While the notion of carbon capture and storage has its detractors (see interview with Eddie O’Connor, pp 10-12), the concept seems to have captured the imagination of politicians in no uncertain terms, as evidenced by the bullish tone of several ministerial gatherings looking ahead to Copenhagen.
The International Energy Agency is also keen. The Agency’s just published CCS road map suggests that “without CCS, overall costs to reduce emissions to 2005 levels by 2050 increase by 70%” and envisions 100 commercial CCS projects globally by 2020 and over 3 000 by 2050.
These are very ambitious timescales indeed, particularly when one considers the hurdles that lie ahead, not least gaining public acceptance and overcoming NUMBY (not under my backyard). Recent surveys of the German public by iz Klima suggest essentially zero awareness and understanding of CCS, with
3 out of 4 believing carbon dioxide to be toxic.
The technology is also immature, with pretty fundamental differences of opinion among the engineering community as to how best to do go about it.
There are concepts out there that are potentially game changing, which urgently need trialling and could lead to much needed step changes in efficiency penalty and costs. Membranes, for example, look promising, both in the capture process itself but also as an alternative to cryogenics for oxygen production in oxyfuel systems and IGCC.
A portfolio of demonstration projects is needed to accelerate the process of learning by doing and it is encouraging that this need is recognised and funding mechanisms are being put in place. The power industry must respond by taking its fair share of the risk in developing CCS technologies.
…and the challenge of China
It is clear that, to have the desired effect, a large number of the CCS projects envisaged in the IEA CCS roadmap will need to be in the developing world, notably China and India. But CCS has been far from a priority in these countries. They have had other things on their minds, such as keeping the lights on. They can also argue that their contribution to current levels of carbon dioxide in the atmosphere is relatively small (although that is going to change dramatically in the not too distant future). It is particularly instructive to look at annual carbon dioxide emissions in per capita terms: Australia, 25.6t; USA, 24.3t; EU, 10.5t; China 3.9t; and India a mere 1.8t.

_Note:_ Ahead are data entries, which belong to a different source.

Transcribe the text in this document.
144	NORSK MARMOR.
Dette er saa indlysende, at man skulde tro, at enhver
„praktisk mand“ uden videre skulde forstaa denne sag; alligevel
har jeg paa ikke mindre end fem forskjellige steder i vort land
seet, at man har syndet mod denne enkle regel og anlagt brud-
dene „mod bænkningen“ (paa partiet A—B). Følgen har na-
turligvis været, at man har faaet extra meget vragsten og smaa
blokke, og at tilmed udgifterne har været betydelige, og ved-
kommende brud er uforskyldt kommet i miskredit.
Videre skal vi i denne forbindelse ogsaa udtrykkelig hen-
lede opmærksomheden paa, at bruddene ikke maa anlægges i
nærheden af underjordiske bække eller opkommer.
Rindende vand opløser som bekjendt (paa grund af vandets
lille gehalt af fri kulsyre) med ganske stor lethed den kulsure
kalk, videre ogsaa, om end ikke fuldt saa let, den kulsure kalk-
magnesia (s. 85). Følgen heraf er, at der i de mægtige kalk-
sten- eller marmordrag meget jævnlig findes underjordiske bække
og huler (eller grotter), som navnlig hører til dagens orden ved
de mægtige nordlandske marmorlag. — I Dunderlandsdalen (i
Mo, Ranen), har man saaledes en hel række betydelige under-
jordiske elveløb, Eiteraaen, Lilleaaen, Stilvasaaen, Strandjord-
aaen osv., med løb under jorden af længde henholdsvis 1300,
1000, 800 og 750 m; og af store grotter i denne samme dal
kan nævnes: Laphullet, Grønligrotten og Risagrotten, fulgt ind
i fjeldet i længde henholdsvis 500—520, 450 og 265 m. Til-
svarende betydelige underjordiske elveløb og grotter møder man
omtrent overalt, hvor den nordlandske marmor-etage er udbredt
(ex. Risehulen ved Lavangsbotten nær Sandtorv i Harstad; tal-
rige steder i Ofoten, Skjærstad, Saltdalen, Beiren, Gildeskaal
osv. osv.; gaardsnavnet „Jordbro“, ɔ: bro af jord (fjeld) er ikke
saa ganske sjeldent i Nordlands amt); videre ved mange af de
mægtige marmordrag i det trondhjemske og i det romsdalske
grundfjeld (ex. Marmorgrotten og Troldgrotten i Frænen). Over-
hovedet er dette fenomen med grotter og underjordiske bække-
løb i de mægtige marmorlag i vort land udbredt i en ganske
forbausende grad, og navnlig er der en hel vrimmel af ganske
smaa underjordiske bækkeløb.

In the light of these numbers it is entirely appropriate that Australia is taking a leadership role in CCS and, for example, has stumped up the cash to host and fund the Global CCS Institute, has recently approved an immense CO2 storage project in connection with the Gorgon LNG development and has plans for several large CCS demo projects.
It is also understandable that CCS has not been a preoccupation in countries like China and India.
Nevertheless it is moving steadily up the agenda, notably in China. Carbon capture is already being done at pilot scale on a Chinese coal plant, as part of a joint venture with Australia’s CSIRO. There is a proposal to construct, in co-operation with the EU, a CCS demo plant in China. There was a Chinese ministerial delegation at the October meeting of the Carbon Sequestration Leadership Forum (CSLF) – a first. It is in addition worth noting that the coal plants China is now building are advanced supercritical (with higher efficiencies than, say, the UK’s ageing subcritical fleet) and the Chinese are doing some very interesting things in the gasification field – both good bases on which to develop CCS.
It also now turns out that China has good geology for carbon sequestration, at least according to the results of a five year joint study by Pacific Northwest National Laboratory and the Institute of Rock and Soil Mechanics of the Chinese Academy of Sciences. This estimates that there are 1623 large stationary CO2 emitters in China. Some 629 of these are fossil fired power plants, which account for 72% of the total of 3.8 Gt of CO2 emitted per year. Most of the CO2 emitting facilities are relatively close to potential sequestration locations, meaning that the cost of CO2 transport and storage should be relatively low in China. But what about the feasibility and cost of capture itself? Could China’s existing fleet ever be retrofitted? That is a topic that deserves a major study in its own right.